The wind was high. As I looked out, it brought down from the Park a
quantity of fallen leaves, which a gust took, and whirled into a
spiral pillar. As the pillar fell and the leaves dispersed, I saw
two men on the opposite side of the way, going from West to East.
They were one behind the other. The foremost man often looked back
over his shoulder. The second man followed him, at a distance of
some thirty paces, with his right hand menacingly raised. First,
the singularity and steadiness of this threatening gesture in so
public a thoroughfare attracted my attention; and next, the more
remarkable circumstance that nobody heeded it. Both men threaded
their way among the other passengers with a smoothness hardly
consistent even with the action of walking on a pavement; and no
single creature, that I could see, gave them place, touched them, or
looked after them. In passing before my windows, they both stared
up at me. I saw their two faces very distinctly, and I knew that I
could recognise them anywhere. Not that I had consciously noticed
anything very remarkable in either face, except that the man who
went first had an unusually lowering appearance, and that the face
of the man who followed him was of the colour of impure wax.
I am a bachelor, and my valet and his wife constitute my whole
establishment. My occupation is in a certain Branch Bank, and I
wish that my duties as head of a Department were as light as they
are popularly supposed to be. They kept me in town that autumn,
when I stood in need of change. I was not ill, but I was not well.

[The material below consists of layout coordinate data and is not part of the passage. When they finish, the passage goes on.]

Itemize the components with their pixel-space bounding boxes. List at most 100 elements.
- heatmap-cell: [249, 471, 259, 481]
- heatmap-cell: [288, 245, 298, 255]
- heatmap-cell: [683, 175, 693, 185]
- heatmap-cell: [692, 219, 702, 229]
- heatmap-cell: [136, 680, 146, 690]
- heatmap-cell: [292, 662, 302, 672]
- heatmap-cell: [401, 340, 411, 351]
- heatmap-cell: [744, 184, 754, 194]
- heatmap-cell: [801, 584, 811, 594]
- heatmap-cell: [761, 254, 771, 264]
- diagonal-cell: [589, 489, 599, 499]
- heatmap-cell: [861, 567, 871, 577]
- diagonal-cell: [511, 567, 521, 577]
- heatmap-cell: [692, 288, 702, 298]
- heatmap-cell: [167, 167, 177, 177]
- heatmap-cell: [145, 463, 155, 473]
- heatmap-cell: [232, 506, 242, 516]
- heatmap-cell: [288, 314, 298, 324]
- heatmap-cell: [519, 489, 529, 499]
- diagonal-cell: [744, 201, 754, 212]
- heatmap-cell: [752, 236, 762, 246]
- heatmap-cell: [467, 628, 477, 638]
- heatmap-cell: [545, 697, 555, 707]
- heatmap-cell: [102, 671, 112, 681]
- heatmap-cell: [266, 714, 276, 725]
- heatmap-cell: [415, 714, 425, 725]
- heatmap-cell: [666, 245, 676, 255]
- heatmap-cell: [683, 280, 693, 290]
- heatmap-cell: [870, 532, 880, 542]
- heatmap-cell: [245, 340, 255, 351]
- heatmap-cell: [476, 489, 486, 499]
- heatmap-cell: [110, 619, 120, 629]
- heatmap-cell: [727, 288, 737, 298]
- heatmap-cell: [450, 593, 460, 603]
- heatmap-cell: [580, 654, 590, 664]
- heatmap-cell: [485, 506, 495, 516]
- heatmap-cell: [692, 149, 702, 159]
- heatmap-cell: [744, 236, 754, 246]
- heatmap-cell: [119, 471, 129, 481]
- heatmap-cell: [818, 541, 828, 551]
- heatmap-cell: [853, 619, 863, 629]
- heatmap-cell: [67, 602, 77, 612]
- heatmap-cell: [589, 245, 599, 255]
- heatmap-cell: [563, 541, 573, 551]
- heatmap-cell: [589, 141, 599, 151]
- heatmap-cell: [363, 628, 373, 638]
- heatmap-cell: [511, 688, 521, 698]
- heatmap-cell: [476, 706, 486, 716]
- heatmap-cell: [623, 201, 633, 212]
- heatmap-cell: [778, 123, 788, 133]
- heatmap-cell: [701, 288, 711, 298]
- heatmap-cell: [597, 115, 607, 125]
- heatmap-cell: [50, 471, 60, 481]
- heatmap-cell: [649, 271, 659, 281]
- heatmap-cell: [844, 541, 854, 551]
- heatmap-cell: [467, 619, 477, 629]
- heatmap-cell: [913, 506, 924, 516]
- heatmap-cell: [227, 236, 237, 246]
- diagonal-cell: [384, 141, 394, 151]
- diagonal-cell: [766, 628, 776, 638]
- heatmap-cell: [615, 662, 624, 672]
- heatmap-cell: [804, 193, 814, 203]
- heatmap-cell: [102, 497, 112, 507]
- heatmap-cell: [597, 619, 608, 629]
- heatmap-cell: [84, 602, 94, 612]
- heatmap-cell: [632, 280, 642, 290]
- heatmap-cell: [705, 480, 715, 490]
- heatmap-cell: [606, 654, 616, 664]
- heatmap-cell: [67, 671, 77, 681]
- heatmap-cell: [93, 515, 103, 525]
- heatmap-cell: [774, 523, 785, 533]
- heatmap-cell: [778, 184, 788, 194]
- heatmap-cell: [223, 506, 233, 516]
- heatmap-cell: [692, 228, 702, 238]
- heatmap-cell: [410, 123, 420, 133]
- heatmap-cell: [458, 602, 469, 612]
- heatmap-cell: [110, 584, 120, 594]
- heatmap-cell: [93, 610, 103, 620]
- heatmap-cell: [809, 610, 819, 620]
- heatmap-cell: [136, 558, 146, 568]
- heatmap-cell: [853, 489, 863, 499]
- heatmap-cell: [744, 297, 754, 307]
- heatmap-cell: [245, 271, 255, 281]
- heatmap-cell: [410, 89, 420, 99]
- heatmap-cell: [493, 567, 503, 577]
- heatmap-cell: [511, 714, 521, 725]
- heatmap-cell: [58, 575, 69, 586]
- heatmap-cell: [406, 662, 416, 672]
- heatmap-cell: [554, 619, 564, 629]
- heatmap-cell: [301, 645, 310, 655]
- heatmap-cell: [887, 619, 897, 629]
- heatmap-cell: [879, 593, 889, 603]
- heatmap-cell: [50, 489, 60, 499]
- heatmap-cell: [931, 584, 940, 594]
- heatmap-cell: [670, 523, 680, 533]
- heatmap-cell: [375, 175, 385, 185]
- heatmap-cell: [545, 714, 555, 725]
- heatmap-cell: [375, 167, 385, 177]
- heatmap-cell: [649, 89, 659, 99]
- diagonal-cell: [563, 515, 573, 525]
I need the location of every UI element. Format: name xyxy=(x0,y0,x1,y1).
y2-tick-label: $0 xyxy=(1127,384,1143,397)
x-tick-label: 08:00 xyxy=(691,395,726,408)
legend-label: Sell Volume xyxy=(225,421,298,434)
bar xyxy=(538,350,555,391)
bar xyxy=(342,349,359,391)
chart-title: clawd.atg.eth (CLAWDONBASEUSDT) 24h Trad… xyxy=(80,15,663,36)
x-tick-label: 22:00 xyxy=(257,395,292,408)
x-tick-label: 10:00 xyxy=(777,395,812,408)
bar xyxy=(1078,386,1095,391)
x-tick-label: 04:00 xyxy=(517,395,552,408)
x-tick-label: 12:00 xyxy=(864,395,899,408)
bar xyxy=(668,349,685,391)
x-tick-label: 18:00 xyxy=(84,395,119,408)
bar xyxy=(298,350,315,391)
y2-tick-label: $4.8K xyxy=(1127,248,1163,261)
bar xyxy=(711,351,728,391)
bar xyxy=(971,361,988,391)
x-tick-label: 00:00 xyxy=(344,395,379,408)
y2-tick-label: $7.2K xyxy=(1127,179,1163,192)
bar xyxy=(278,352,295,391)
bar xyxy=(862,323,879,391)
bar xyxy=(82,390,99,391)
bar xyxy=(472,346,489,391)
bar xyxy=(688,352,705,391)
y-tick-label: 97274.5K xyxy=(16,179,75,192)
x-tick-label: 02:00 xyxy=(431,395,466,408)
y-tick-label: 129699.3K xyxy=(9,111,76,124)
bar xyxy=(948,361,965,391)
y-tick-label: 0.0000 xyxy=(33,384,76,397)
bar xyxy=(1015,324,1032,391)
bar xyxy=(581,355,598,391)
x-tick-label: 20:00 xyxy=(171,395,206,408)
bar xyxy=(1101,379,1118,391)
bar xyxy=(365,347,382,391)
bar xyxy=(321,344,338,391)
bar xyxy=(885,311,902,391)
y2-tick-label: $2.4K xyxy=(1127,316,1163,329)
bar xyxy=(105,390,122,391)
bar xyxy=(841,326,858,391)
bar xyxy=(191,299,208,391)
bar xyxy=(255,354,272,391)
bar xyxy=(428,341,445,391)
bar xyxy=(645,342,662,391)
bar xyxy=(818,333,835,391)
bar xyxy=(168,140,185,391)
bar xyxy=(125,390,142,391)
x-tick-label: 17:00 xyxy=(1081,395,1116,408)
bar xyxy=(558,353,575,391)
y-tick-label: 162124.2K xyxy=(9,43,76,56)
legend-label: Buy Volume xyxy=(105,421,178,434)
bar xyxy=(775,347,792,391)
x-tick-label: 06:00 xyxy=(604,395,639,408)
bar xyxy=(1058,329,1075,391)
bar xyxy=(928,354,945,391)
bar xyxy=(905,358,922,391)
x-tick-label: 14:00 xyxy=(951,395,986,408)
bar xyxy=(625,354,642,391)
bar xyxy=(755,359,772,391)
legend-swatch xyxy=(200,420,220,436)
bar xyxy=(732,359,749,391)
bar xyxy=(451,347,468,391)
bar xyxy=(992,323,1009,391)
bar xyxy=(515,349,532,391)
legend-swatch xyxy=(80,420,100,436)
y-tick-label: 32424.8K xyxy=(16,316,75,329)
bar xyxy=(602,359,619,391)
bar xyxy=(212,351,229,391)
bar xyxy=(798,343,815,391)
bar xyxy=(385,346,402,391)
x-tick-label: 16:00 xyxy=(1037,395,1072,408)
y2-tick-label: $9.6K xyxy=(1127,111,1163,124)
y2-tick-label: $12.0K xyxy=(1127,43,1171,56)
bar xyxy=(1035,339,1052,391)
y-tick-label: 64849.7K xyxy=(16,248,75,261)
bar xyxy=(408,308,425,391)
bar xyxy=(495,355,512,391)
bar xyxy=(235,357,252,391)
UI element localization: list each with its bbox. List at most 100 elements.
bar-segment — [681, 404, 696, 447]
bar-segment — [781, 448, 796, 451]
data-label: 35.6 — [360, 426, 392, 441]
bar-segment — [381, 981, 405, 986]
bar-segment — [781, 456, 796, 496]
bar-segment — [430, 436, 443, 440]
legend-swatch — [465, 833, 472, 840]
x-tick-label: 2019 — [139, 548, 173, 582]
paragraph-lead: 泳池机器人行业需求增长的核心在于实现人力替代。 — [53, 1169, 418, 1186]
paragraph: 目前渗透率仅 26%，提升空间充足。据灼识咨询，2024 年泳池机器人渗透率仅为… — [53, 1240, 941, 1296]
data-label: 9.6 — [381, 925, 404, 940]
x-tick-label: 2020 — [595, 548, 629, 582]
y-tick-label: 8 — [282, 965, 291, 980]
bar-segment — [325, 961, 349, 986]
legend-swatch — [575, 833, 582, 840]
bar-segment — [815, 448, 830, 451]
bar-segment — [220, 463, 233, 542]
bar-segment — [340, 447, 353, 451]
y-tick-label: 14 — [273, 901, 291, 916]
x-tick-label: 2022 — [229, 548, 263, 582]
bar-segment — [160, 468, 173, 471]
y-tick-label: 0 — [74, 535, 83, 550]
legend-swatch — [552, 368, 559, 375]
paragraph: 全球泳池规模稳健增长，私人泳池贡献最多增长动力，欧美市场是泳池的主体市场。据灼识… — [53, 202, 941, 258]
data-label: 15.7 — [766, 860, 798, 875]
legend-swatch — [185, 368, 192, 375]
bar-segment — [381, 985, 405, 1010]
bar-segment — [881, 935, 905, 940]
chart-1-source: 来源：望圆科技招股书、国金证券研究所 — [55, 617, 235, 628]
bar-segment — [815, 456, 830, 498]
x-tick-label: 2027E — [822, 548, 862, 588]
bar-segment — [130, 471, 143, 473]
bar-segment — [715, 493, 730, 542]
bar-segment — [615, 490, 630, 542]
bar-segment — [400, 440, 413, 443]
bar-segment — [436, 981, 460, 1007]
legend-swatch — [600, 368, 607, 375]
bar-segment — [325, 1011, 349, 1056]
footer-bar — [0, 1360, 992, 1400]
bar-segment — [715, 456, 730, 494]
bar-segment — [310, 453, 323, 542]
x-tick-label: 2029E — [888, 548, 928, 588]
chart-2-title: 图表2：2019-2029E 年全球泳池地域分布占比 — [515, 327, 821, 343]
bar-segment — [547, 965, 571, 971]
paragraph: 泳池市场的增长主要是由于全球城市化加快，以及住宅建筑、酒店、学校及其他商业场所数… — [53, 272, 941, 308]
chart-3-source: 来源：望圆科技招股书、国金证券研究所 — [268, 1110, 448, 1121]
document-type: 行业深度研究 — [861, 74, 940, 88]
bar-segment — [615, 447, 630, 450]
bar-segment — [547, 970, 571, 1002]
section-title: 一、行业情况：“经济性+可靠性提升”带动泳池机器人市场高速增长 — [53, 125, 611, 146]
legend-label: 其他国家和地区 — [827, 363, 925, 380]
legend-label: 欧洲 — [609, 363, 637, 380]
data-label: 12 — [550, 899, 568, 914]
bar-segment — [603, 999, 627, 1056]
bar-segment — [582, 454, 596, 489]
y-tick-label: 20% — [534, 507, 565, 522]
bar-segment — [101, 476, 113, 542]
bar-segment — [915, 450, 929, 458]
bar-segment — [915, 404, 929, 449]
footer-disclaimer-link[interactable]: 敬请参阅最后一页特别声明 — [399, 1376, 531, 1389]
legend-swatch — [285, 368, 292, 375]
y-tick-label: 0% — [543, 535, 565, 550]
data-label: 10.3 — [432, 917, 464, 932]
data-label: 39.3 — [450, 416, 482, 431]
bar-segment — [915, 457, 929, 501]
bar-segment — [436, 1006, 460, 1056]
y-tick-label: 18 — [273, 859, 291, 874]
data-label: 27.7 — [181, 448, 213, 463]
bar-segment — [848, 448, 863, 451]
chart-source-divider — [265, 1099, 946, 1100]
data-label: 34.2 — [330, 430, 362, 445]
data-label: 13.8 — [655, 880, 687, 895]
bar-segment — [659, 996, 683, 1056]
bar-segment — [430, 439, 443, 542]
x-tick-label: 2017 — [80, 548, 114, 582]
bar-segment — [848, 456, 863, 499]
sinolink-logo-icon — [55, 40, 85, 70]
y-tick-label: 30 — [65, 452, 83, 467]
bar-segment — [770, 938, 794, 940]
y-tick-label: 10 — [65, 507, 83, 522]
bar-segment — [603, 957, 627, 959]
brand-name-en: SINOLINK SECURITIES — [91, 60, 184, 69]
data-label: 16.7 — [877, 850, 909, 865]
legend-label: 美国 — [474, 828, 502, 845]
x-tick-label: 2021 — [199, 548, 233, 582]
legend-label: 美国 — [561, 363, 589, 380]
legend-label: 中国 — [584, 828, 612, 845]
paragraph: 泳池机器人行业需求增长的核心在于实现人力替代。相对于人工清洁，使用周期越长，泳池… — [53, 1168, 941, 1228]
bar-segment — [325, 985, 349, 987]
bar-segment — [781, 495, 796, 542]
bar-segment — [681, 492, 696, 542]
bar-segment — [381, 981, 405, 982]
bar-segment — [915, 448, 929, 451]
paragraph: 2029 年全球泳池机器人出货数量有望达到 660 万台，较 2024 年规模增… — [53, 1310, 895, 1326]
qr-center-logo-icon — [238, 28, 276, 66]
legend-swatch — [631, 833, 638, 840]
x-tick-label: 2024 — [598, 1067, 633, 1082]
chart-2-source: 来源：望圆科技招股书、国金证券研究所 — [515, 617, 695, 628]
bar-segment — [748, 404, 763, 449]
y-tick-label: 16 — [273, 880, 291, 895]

My reader is to make the most that can be reasonably made of my
feeling jaded, having a depressing sense upon me of a monotonous
life, and being "slightly dyspeptic." I am assured by my renowned
doctor that my real state of health at that time justifies no
stronger description, and I quote his own from his written answer to
my request for it.
As the circumstances of the murder, gradually unravelling, took
stronger and stronger possession of the public mind, I kept them
away from mine by knowing as little about them as was possible in
the midst of the universal excitement. But I knew that a verdict of
Wilful Murder had been found against the suspected murderer, and
that he had been committed to Newgate for trial. I also knew that
his trial had been postponed over one Sessions of the Central
Criminal Court, on the ground of general prejudice and want of time
for the preparation of the defence. I may further have known, but I
believe I did not, when, or about when, the Sessions to which his
trial stood postponed would come on.